Opinion
April 29, 1991
Appeal from the Supreme Court, Suffolk County (Jones, J.).
Ordered that the order is reversed, on the law, with one bill of costs payable to the appellants appearing separately and filing separate briefs, the motions are granted, the complaint is dismissed insofar as it is asserted against the appellants, and the action against the remaining defendants is severed.
Although we are aware of the general rule that negligence cases do not easily lend themselves to being decided on motions for summary judgment (see, Andre v. Pomeroy, 35 N.Y.2d 361), we nevertheless conclude that, based upon the record before us, it cannot reasonably be inferred that the defendants breached any duty to the plaintiff.
The plaintiff's decedent, who was nearly 19 years old at the time, was playing shortstop for a Connie Mack summer league baseball team when he was struck and killed by lightning on the evening of August 7, 1984. The plaintiff contends, inter alia, that the defendants were negligent in "allowing a baseball game to continue when threatening weather became apparent". However, by electing to continue to play baseball in weather conditions which were readily apparent (at some point in the game, thunder was heard and some lightning was seen in the distance), the plaintiff's decedent assumed the risks inherent in continued play (see, Turcotte v. Fell, 68 N.Y.2d 432, 439; Gallagher v. Town of N. Hempstead, 144 A.D.2d 637).

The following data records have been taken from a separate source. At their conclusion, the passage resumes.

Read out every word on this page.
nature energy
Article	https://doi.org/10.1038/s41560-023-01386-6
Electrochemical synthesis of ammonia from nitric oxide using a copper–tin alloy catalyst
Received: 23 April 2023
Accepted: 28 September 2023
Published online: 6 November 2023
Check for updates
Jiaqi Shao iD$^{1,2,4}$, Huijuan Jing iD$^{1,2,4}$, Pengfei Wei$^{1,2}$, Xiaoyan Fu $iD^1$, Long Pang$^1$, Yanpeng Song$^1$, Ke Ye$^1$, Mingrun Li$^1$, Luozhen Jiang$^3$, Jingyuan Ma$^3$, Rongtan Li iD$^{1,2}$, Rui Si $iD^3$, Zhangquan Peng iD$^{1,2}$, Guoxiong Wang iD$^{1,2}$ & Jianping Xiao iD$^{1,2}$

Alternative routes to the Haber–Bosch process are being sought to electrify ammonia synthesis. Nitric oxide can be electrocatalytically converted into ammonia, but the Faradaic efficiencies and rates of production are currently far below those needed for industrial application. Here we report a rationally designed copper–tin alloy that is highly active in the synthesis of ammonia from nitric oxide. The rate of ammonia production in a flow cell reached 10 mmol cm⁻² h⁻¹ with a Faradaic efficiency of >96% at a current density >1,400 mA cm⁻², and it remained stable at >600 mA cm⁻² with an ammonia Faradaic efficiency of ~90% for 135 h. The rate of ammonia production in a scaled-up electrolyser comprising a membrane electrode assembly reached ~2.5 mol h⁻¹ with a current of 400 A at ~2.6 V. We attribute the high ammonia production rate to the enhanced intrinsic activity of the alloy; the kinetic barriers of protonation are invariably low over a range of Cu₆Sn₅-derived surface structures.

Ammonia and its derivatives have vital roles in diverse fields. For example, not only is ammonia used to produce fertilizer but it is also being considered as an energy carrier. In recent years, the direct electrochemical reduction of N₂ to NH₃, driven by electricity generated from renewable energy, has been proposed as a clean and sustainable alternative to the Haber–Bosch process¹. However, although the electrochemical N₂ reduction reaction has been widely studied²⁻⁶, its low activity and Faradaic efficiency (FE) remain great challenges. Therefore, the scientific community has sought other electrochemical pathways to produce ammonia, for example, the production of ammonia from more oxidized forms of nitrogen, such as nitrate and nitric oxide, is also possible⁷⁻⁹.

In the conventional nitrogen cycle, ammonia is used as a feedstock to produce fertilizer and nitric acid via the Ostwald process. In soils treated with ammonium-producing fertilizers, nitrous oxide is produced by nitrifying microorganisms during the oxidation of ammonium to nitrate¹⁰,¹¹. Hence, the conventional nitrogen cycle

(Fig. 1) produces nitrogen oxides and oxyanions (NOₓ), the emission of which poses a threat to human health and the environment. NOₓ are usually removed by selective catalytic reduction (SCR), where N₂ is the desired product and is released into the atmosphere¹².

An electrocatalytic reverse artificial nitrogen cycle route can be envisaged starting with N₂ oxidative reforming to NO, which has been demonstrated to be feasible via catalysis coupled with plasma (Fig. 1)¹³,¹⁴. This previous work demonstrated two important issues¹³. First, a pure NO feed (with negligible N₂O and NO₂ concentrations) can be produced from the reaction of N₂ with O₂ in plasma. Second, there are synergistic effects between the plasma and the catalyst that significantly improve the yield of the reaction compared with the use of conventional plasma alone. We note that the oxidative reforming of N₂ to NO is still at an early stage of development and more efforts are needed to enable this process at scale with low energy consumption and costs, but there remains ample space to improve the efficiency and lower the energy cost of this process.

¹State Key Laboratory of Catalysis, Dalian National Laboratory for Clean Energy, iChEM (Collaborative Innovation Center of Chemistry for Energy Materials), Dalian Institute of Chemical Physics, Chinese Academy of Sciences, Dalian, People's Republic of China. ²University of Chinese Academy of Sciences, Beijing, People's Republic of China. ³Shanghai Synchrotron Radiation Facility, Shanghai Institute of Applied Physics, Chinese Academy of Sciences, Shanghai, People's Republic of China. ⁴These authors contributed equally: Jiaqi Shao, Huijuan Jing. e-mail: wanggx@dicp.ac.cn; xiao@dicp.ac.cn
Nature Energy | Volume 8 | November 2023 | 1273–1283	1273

Moreover, the plaintiff has failed to present any evidence that the decedent was ordered to continue to play or that there existed an economic compulsion or other circumstance which impelled the decedent to continue to play. Therefore, there has been no showing of an "inherent compulsion" which would negate a voluntary assumption of the risk (see, Benitez v. New York City Bd. of Educ., 73 N.Y.2d 650). Thompson, J.P., Brown, Kunzeman and Balletta, JJ., concur.